CD38 as an immunotherapeutic target in multiple myeloma.

INTRODUCTION: Multiple myeloma (MM) is a currently incurable hematologic tumor with heterogeneous clinical behavior and prognosis. During the last years, survival improved due to a better understanding of MM biology and the development of novel drugs, although it still remains unsatisfactory in many cases: new drugs and treatment strategies are needed. CD38 is uniformly expressed at high levels on MM cells and, to a lesser extent, on the surface of normal hematopoietic and non-hematopoietic cells, making this molecule an interesting target for immunotherapeutic approaches. AREAS COVERED: This review discusses the preclinical and clinical experience on different immunotherapeutic agents targeting CD38 in MM. EXPERT OPINION: Monoclonal antibodies (mAbs) targeting CD38 are currently changing the treatment scenario in MM, allowing physicians to reach unprecedented results, especially when anti-CD38 mAbs are used in combination with consolidated MM treatments. Other immunotherapies targeting CD38 - such as conjugated anti-CD38 mAbs, bispecific antibodies stimulating T cells to eliminate CD38+ MM cells, and CD38-specific chimeric antigen receptor T cells - are interesting strategies, currently at earlier developmental stages.

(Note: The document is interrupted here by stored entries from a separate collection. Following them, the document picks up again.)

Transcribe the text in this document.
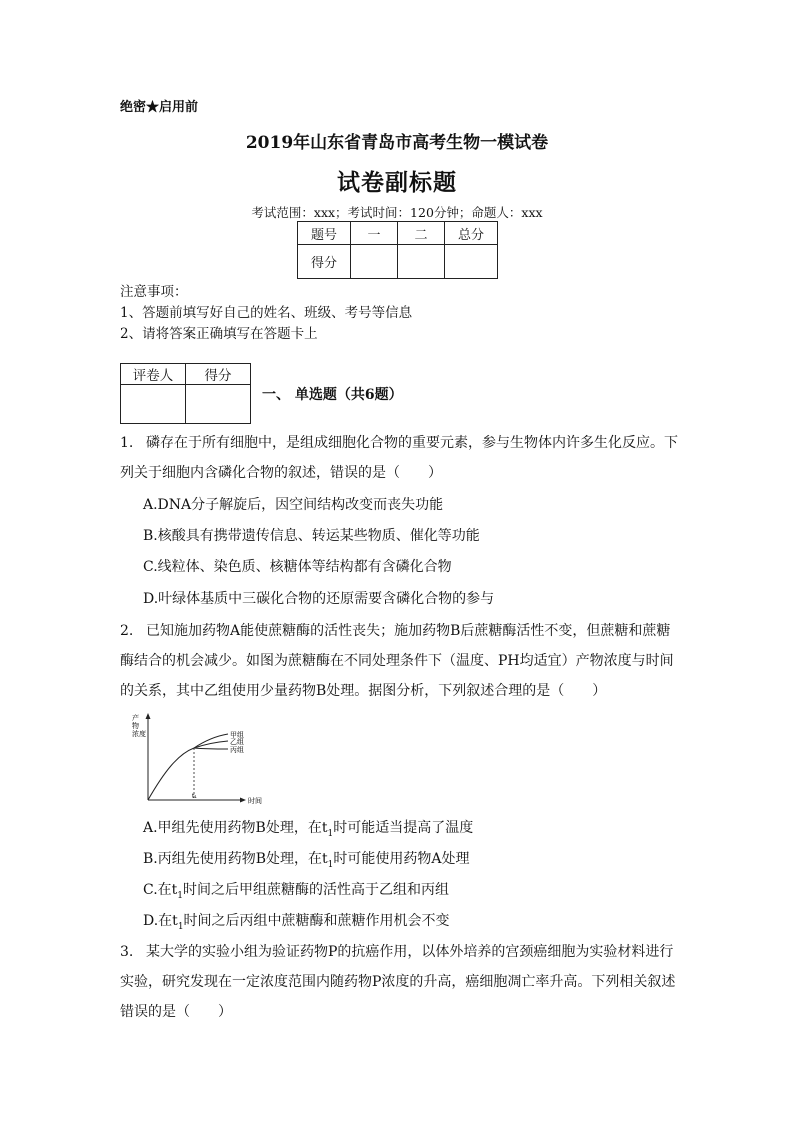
绝密★启用前
2019年山东省青岛市高考生物一模试卷
试卷副标题
考试范围：xxx；考试时间：120分钟；命题人：xxx
题号	一	二	总分
得分			
注意事项：
1、答题前填写好自己的姓名、班级、考号等信息
2、请将答案正确填写在答题卡上
评卷人	得分

一、 单选题（共6题）
1. 磷存在于所有细胞中，是组成细胞化合物的重要元素，参与生物体内许多生化反应。下列关于细胞内含磷化合物的叙述，错误的是（　　）
A.DNA分子解旋后，因空间结构改变而丧失功能
B.核酸具有携带遗传信息、转运某些物质、催化等功能
C.线粒体、染色质、核糖体等结构都有含磷化合物
D.叶绿体基质中三碳化合物的还原需要含磷化合物的参与
2. 已知施加药物A能使蔗糖酶的活性丧失；施加药物B后蔗糖酶活性不变，但蔗糖和蔗糖酶结合的机会减少。如图为蔗糖酶在不同处理条件下（温度、PH均适宜）产物浓度与时间的关系，其中乙组使用少量药物B处理。据图分析，下列叙述合理的是（　　）
产
物
浓度	甲组
乙组
丙组
t₁
时间
A.甲组先使用药物B处理，在$t_1$时可能适当提高了温度
B.丙组先使用药物B处理，在$t_1$时可能使用药物A处理
C.在$t_1$时间之后甲组蔗糖酶的活性高于乙组和丙组
D.在$t_1$时间之后丙组中蔗糖酶和蔗糖作用机会不变
3. 某大学的实验小组为验证药物P的抗癌作用，以体外培养的宫颈癌细胞为实验材料进行实验，研究发现在一定浓度范围内随药物P浓度的升高，癌细胞凋亡率升高。下列相关叙述错误的是（　　）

Determining treatment intensity in elderly patients with multiple myeloma.

INTRODUCTION: In the majority of cases, multiple myeloma is a disease occurring in elderly patients. In the last decades, a major improvement in myeloma patients' outcome has been achieved with the introduction of several new drugs. However, this positive outcome was less likely to occur in elderly patients. Areas covered: An overall increase of myeloma cases in elderly patients is expected in the next years. This patient population is highly heterogeneous in terms of physiological functions and ability to resist stressing conditions such as myeloma and its treatment. While physicians cannot prevent the stress arising from the disease itself, the intensity of therapeutic approaches can be tuned according to patients' predicted tolerance. In this review, we focus on the assessment of patients' fitness and on available significant data on treatment efficacy and tolerability in elderly patients. Expert commentary: Fit, elderly patients should undergo full-dose therapy to maximize the depth of response, while intermediate and frail patients benefit from reduced-dose regimens in order to avoid toxicity and preserve quality of life. Ongoing trials will provide further evidence to individualize treatment on the basis of geriatric assessment and disease characteristics.